I don't think the environment and one's own efforts, can improve on one's mental capacity by much.
one of my dad's reasons for moving us constantly, was because he thought that, for me, it was the place that was wrong (reality: it was me that couldn't deal).
He compared what he saw of me younger-cheerful and fine at home (he had nothing to compare any quirks to, accepted as is).
He saw me as reacting adversely to environment, but changing the environment did not change my sensitivities. I continued the same pattern of seeming ok for a bit--not on the inside which was confused and overwhelmed--then totally crumbling and failing . Thus needing to be coached/screamed at/put into different environments with parents' explanations and help constantly.
Without family around, I was floundering and my brain was scattered with nobody helping me collect my thoughts. Same case still
As you age, your brain can grow along the same trajectory as other kids, or entirely different, which automatically isolates you regardless of how nice and fine people are.
You self-isolate, in fact, or you don't even know why, you just know you cannot keep up (not just socially).
Stim + retreat in activities that are a shield against the world as well as giving satisfaction (no matter how odd they seem to NTs).
People may respond to that 'slowness' and fragility/weakness with understanding/affection, or not (the not, resulting in bad experiences/trauma that compounds the distress).
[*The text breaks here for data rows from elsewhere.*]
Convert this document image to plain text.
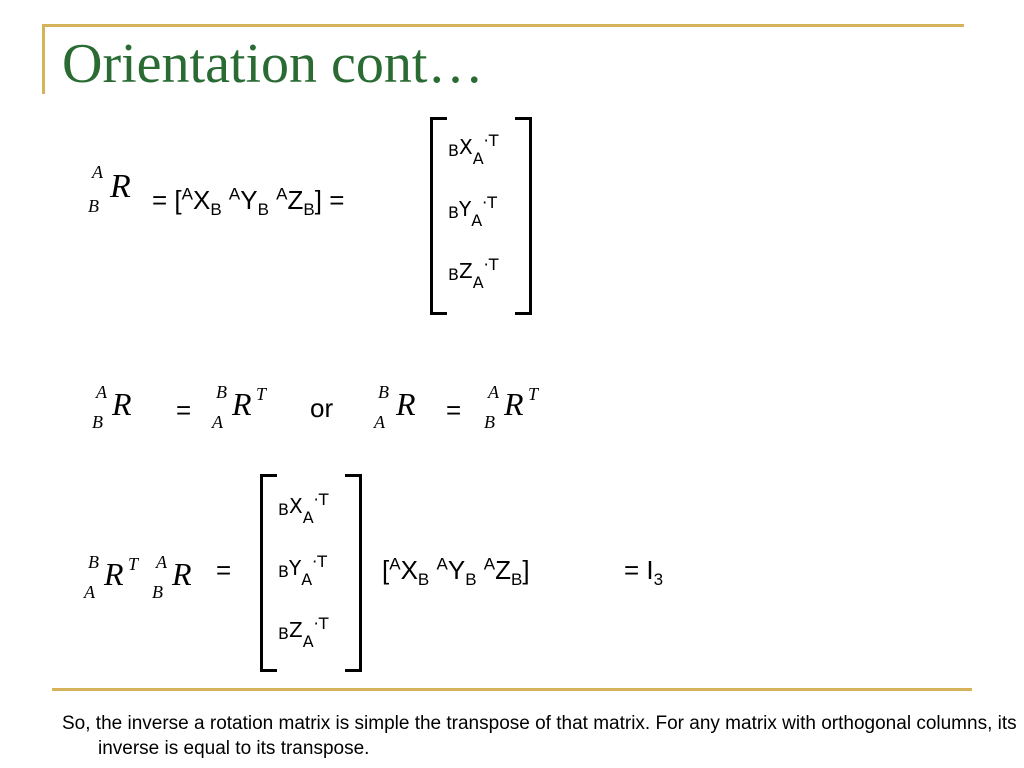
Orientation cont…
A
B
$R = [^AX_B$ $^AY_B$ $^AZ_B$] =
BXA·T
BYA·T
BZA·T
A
B R =
B
A R T or
B
A R =
A
B R T
B
A R T A
B R =
BXA·T
BYA·T
BZA·T
[$^AX_B$ $^AY_B$ $^AZ_B$]	= $I_3$
So, the inverse a rotation matrix is simple the transpose of that matrix. For any matrix with orthogonal columns, its inverse is equal to its transpose.
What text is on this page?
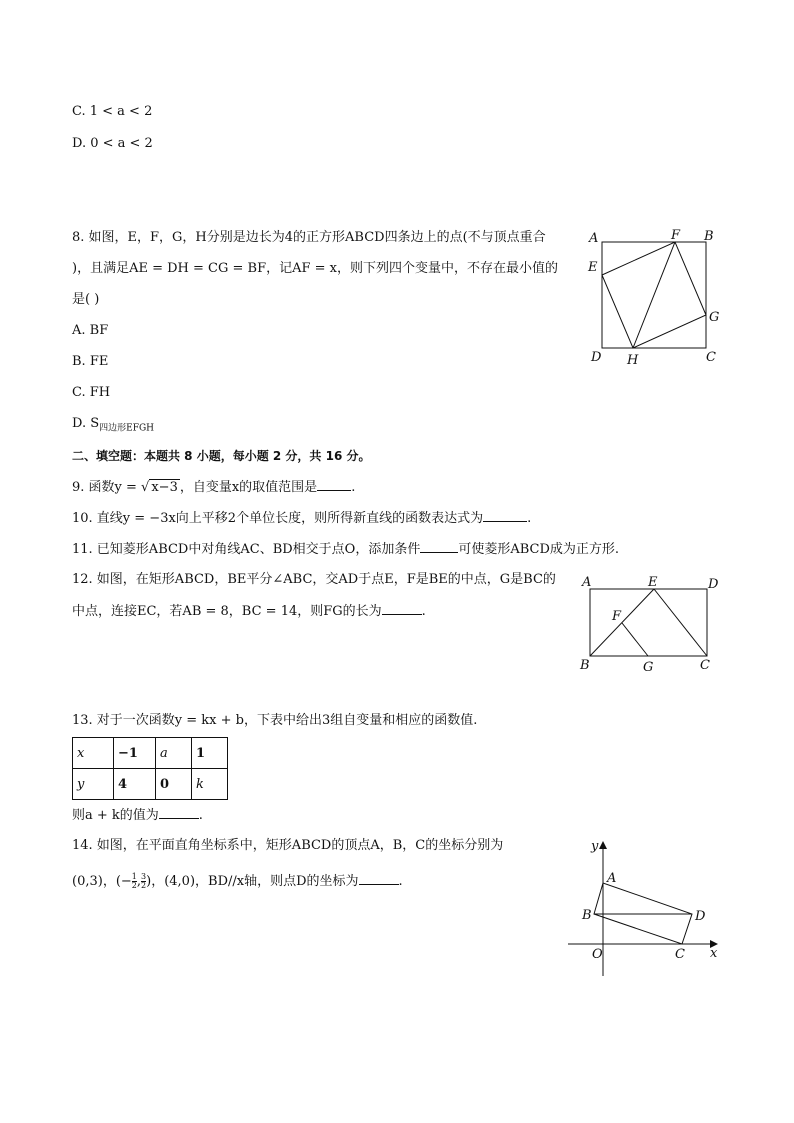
C. 1 < a < 2
D. 0 < a < 2
8. 如图，E，F，G，H分别是边长为4的正方形ABCD四条边上的点(不与顶点重合
)，且满足AE = DH = CG = BF，记AF = x，则下列四个变量中，不存在最小值的
是( )
A. BF
B. FE
C. FH
D. $S_{四边形EFGH}$
A	B
C
D
E
F
G
H
二、填空题：本题共 8 小题，每小题 2 分，共 16 分。
9. 函数y = √ x−3 ，自变量x的取值范围是	.
10. 直线y = −3x向上平移2个单位长度，则所得新直线的函数表达式为	.
11. 已知菱形ABCD中对角线AC、BD相交于点O，添加条件	可使菱形ABCD成为正方形.
12. 如图，在矩形ABCD，BE平分∠ABC，交AD于点E，F是BE的中点，G是BC的
中点，连接EC，若AB = 8，BC = 14，则FG的长为	.
A	E	D
F
B	G	C
13. 对于一次函数y = kx + b，下表中给出3组自变量和相应的函数值.
x	−1	a	1
y	4	0	k
则a + k的值为	.
14. 如图，在平面直角坐标系中，矩形ABCD的顶点A，B，C的坐标分别为
(0,3)，(− $\frac{1}{2}$ , $\frac{3}{2}$ )，(4,0)，BD//x轴，则点D的坐标为	.
y
x
O
A
B
C
D
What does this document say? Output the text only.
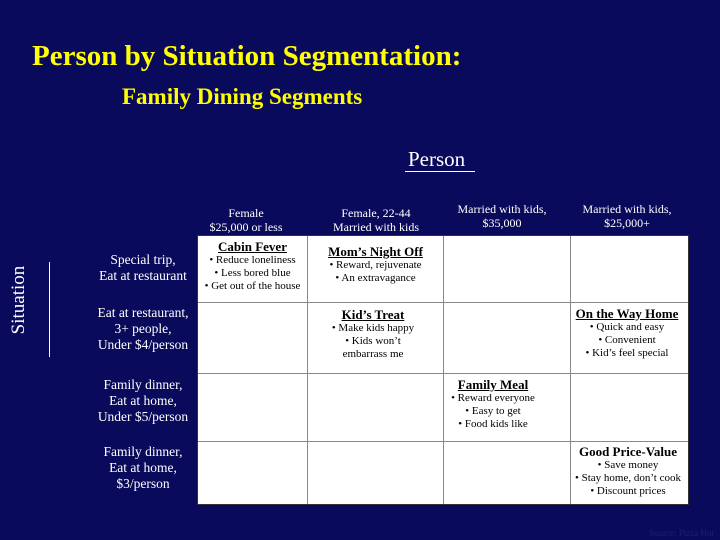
Person by Situation Segmentation:
Family Dining Segments
Person
Situation
Female
$25,000 or less
Female, 22-44
Married with kids
Married with kids,
$35,000
Married with kids,
$25,000+
Special trip,
Eat at restaurant
Eat at restaurant,
3+ people,
Under $4/person
Family dinner,
Eat at home,
Under $5/person
Family dinner,
Eat at home,
$3/person
Cabin Fever
• Reduce loneliness
• Less bored blue
• Get out of the house
Mom’s Night Off
• Reward, rejuvenate
• An extravagance
Kid’s Treat
• Make kids happy
• Kids won’t
embarrass me
On the Way Home
• Quick and easy
• Convenient
• Kid’s feel special
Family Meal
• Reward everyone
• Easy to get
• Food kids like
Good Price-Value
• Save money
• Stay home, don’t cook
• Discount prices
Source: Pizza Hut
They may not detect it if you have a good way of seeming aloof but calm.
Either way-- you yourself are frustrated as you just cannot get by without serious help.
So you sort of tune out (if lucky) or keep to yourself, drifting in once in a while (socially), sort of like 'loony' Luna Lovegood. Either keep falling further down or have people around who help you up just enough that you have some protection.
I don't think environment can change that propensity to collapse/crash and burn.
Nor do I know whether this can apply to others here.
_________________
Take defeat as an urge to greater effort.
-Napoleon Hill
Honestly, I feel like a nice, scenic environment can really "change" a person at times.
I really wasn't too affected by the "niceness" of my environment when I was growing up, though, it must be said.
When I retire, I'm probably going to move to a place much more rural than where I am now.